Mahony had just secured his premises for the night, when there came a rapping at the back door. In the yard stood a stranger who, when the dog Pompey had been chidden and soothed, made mysterious signs to Mahony and murmured a well-known name. Admitted to the sitting-room he fished a scrap of dirty paper from his boot. Mahony put the candle on the table and straightened out the missive. Sure enough, it was in Purdy's hand—though sadly scrawled.

HAVE BEEN HIT IN THE PIN. COME IF POSSIBLE AND BRING YOUR TOOLS. THE BEARER IS SQUARE.

Polly could hear the two of them talking in low, urgent tones. But her relief that the visitor brought no bad news of her brother was dashed when she learned that Richard had to ride out into the bush, to visit a sick man. However she buttoned her bodice, and with her hair hanging down her back went into the sitting-room to help her husband; for he was turning the place upside down. He had a pair of probe-scissors somewhere, he felt sure, if he could only lay hands on them. And while he ransacked drawers and cupboards for one or other of the few poor instruments left him, his thoughts went back, inopportunely enough, to the time when he had been surgeon's dresser in the Edinburgh Royal Infirmary. O TEMPORA, O MORES! He wondered what old Syme, that prince of surgeons, would say, could he see his whilom student raking out a probe from among the ladles and kitchen spoons, a roll of lint from behind the saucepans.

Bag in hand, he followed his guide to where the latter had left a horse in safe-keeping; and having lengthened the stirrups and received instructions about the road, he set off for the hut in the ranges which Purdy had contrived to reach. He had an awkward cross-country ride of some four miles before him; but this did not trouble him. The chance-touched spring had opened the gates to a flood of memories; and, as he jogged along, he re-lived in thought the happy days spent as a student under the shadow of Arthur's Seat, round the College, the Infirmary and old Surgeons' Square. Once more he sat in the theatre, the breathless spectator of famous surgical operations; or as house-surgeon to the Lying-in Hospital himself assisted in daring attempts to lessen suffering and save life. It was, of course, too late now to bemoan the fact that he had broken with his profession. Yet only that very day envy had beset him. The rest of the fraternity had run to and from the tents where the wounded were housed, while he, behung with his shopman's apron, pottered about among barrels and crates. No one thought of enlisting his services; another, not he, would set (or bungle) the fracture he had temporarily splinted.

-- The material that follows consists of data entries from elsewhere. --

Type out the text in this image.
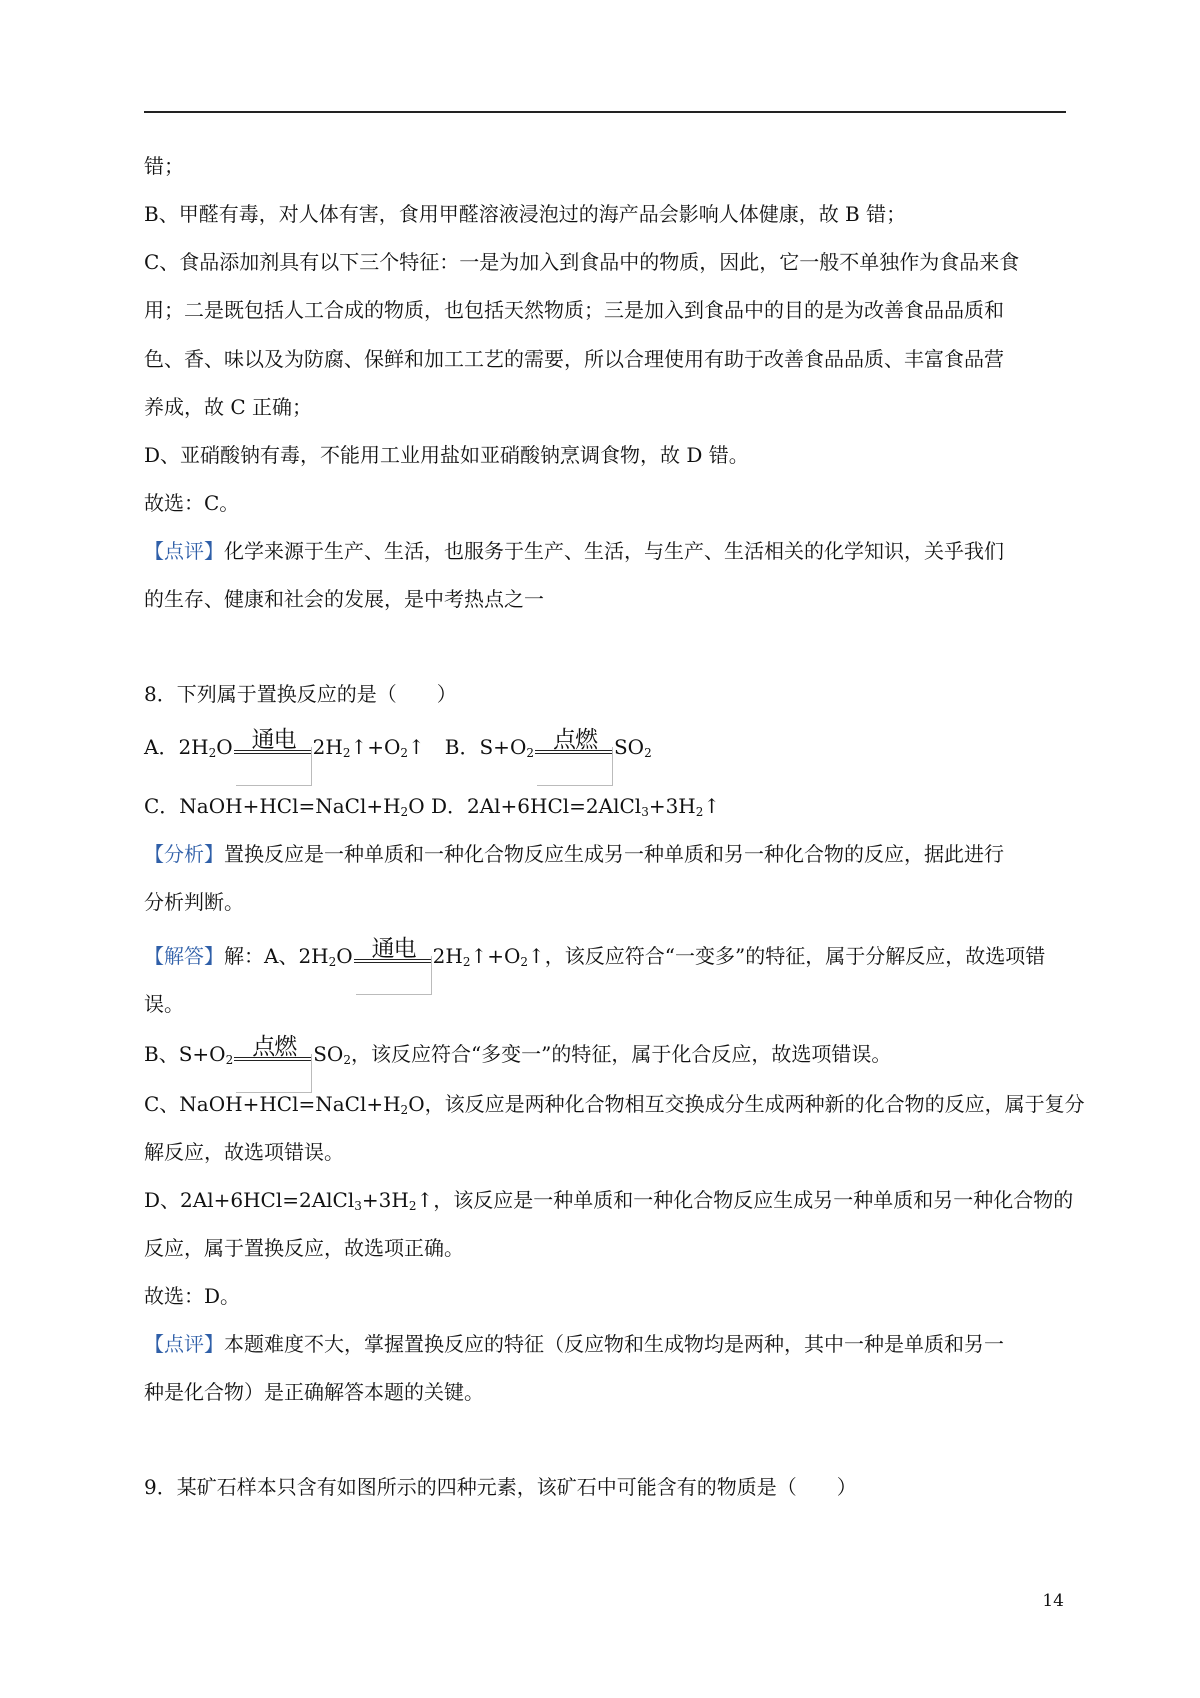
错；
B、甲醛有毒，对人体有害，食用甲醛溶液浸泡过的海产品会影响人体健康，故 B 错；
C、食品添加剂具有以下三个特征：一是为加入到食品中的物质，因此，它一般不单独作为食品来食
用；二是既包括人工合成的物质，也包括天然物质；三是加入到食品中的目的是为改善食品品质和
色、香、味以及为防腐、保鲜和加工工艺的需要，所以合理使用有助于改善食品品质、丰富食品营
养成，故 C 正确；
D、亚硝酸钠有毒，不能用工业用盐如亚硝酸钠烹调食物，故 D 错。
故选：C。
【点评】化学来源于生产、生活，也服务于生产、生活，与生产、生活相关的化学知识，关乎我们
的生存、健康和社会的发展，是中考热点之一
8．下列属于置换反应的是（　　）
A．$2H_2O$ 通电 $2H_2↑+O_2↑$　B．$S+O_2$ 点燃 $SO_2$
C．$NaOH+HCl=NaCl+H_2O$ D．$2Al+6HCl=2AlCl_3+3H_2↑$
【分析】置换反应是一种单质和一种化合物反应生成另一种单质和另一种化合物的反应，据此进行
分析判断。
【解答】解：A、$2H_2O$ 通电 $2H_2↑+O_2↑$，该反应符合“一变多”的特征，属于分解反应，故选项错
误。
B、$S+O_2$ 点燃 $SO_2$，该反应符合“多变一”的特征，属于化合反应，故选项错误。
C、$NaOH+HCl=NaCl+H_2O$，该反应是两种化合物相互交换成分生成两种新的化合物的反应，属于复分
解反应，故选项错误。
D、$2Al+6HCl=2AlCl_3+3H_2↑$，该反应是一种单质和一种化合物反应生成另一种单质和另一种化合物的
反应，属于置换反应，故选项正确。
故选：D。
【点评】本题难度不大，掌握置换反应的特征（反应物和生成物均是两种，其中一种是单质和另一
种是化合物）是正确解答本题的关键。
9．某矿石样本只含有如图所示的四种元素，该矿石中可能含有的物质是（　　）
14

The hut—it had four slab walls and an earthen floor—was in darkness on his arrival, for Purdy had not dared to make a light. He lay tossing restlessly on a dirty old straw palliasse, and was in great pain; but greeted his friend with a dash of the old brio.

Hanging his coat over the chinks in the door, and turning back his sleeves, Mahony took up the lantern and stooped to examine the injured leg. A bullet had struck the right ankle, causing an ugly wound. He washed it out, dressed and bandaged it. He also bathed the patient's sweat-soaked head and shoulders; then sat down to await the owner of the hut's return.

As soon as the latter appeared he took his leave, promising to ride out again the night after next. In spite of the circumstances under which they met, he and Purdy parted with a slight coolness. Mahony had loudly voiced his surprise at the nature of the wound caused by the bullet: it was incredible that any of the military could have borne a weapon of this calibre. Pressed, Purdy admitted that his hurt was a piece of gross ill-luck: he had been accidentally shot by a clumsy fool of a digger, from an ancient holster-pistol.

To Mahony this seemed to cap the climax; and he did not mask his sentiments. The pitiful little forcible-feeble rebellion, all along but a futile attempt to cast straws against the wind, was now completely over and done with, and would never be heard of again. Or such at least, he added, was the earnest hope of the law-abiding community. This irritated Purdy, who was spumy with the self-importance of one who has stood in the thick of the fray. He answered hotly, and ended by rapping out with a contemptuous click of the tongue: "Upon my word, Dick, you look at the whole thing like the tradesman you are!"

These words rankled in Mahony all the way home.—Trust Purdy for not, in anger, being able to resist giving him a flick on the raw. It made him feel thankful he was no longer so dependent on this friendship as of old. Since then he had tasted better things. Now, a woman's heart beat in sympathetic understanding; there met his, two lips which had never said an unkind word. He pushed on with a new zest, reaching home about dawn. And over his young wife's joy at his safe return, he forgot the shifting moods of his night-journey.

It had, however, this result. Next day Polly found him with his head in one of the great old shabby black books which, to her mind, spoilt the neat appearance of the bookshelves. He stood to read, the volume lying open before him on the top of the cold stove, and was so deeply engrossed that the store-bell rang twice without his hearing it. When, reminded that Hempel was absent, he whipped out to answer it, he carried the volume with him.